Cabo da Roca Wine Cafe, launched on April 25, exclusively features wines from Casca Wines at the venue in Gwangak-gu, southern Seoul.

“Casca Wines is a project developed by revolutionary Portuguese winemaker Helder Cunha and Portuguese wine specialist Alexandre Tirano who, with no vineyards or estates, decided to produce unique wines,” said Joana Neves, head of mission for trade and investment at the embassy.

“The project works with Portugal’s most particular grape growers and the best grapes and tries to renew Portugal’s unique tradition in winemaking.”

At the bar, customers can try Monte Cascas wines from Portugal’s top vineyards. And there are wines from Portugal’s iconic regions such as Douro, Alentejo, Tejo and Dao, Colares. There also are Cabo da Roca wines ― wines of Atlantic influence ― that come from Portuguese coastal wine regions such as Vinho Verde, Bairrada, Lisboa and Setubal.

Cabo da Roca Wine Cafe owner Kim Oh-sung said positive reviews have come from wine experts and customers.

“Portuguese wines sound unfamiliar to most Koreans, but once you try it, you will come back and want more for the quality it gives,” Kim said.

With the launch of the bar, Kim aims to increase the awareness of the brand and market share of Portuguese wines.

Wine prices range from about 25,000 won to 100,000 won.

The vice minister, who was on his second visit to Korea, brought representatives of six companies in the fields of home textiles, furniture design, luxury ceramics and pharmaceuticals.

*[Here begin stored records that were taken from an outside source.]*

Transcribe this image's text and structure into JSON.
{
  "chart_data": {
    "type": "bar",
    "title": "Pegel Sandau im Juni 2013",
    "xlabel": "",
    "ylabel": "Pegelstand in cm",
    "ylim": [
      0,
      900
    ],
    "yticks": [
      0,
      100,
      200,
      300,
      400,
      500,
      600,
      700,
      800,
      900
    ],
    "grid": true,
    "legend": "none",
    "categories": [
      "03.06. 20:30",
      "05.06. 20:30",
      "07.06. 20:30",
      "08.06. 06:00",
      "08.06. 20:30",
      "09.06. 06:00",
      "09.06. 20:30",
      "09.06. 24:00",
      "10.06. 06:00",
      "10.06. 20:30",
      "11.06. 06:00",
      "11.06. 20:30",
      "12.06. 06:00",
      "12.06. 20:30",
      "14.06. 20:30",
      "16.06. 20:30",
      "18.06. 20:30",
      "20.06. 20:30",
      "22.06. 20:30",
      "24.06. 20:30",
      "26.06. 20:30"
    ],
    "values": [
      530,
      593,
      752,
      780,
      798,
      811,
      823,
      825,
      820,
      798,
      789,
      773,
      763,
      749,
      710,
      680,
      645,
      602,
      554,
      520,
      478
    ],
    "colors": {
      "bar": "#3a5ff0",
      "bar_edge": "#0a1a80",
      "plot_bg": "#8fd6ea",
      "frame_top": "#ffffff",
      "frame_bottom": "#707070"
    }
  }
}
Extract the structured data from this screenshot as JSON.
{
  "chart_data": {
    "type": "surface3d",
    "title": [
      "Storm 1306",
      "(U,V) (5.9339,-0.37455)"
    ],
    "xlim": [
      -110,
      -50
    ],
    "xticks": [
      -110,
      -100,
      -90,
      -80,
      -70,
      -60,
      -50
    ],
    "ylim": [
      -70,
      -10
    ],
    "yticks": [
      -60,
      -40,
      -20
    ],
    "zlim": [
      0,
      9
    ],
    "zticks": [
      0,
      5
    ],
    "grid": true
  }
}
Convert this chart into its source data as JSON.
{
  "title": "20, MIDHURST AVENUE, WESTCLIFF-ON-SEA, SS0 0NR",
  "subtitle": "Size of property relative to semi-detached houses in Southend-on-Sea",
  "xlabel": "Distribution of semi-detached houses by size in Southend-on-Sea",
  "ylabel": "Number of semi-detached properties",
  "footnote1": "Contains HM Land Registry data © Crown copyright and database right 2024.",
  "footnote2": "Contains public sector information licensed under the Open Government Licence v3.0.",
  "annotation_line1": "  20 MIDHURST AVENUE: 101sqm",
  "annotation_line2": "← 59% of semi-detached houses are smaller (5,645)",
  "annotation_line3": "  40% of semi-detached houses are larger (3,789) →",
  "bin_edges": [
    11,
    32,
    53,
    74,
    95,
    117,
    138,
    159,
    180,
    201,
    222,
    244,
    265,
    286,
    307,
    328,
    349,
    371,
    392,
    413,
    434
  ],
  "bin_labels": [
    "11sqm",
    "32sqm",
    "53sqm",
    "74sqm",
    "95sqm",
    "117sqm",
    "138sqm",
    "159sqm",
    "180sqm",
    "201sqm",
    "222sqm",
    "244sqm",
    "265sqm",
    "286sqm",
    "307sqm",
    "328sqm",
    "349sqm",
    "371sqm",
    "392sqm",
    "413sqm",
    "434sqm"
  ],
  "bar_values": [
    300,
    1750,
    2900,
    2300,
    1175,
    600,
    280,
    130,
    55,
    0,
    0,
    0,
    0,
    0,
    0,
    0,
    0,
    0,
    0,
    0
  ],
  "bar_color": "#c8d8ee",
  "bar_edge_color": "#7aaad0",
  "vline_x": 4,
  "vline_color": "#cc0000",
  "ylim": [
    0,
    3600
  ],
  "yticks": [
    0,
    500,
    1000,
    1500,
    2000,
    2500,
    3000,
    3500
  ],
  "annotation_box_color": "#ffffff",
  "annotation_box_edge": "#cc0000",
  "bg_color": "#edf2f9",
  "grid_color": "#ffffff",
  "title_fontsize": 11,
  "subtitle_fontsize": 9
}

During the stay, they participated in business meetings and joint initiatives with the Korea International Trade Association and the Korea Importers’ Association.

“Korea is a very important market, but still quite unknown to Portuguese companies,” Oliveira said. “There is still a misconception that Korea is a very protective market like Japan, which is quite wrong.”

“There are already some businesses going slowly in Korea. But once Portuguese companies discover Korea, they will come and start doing business.”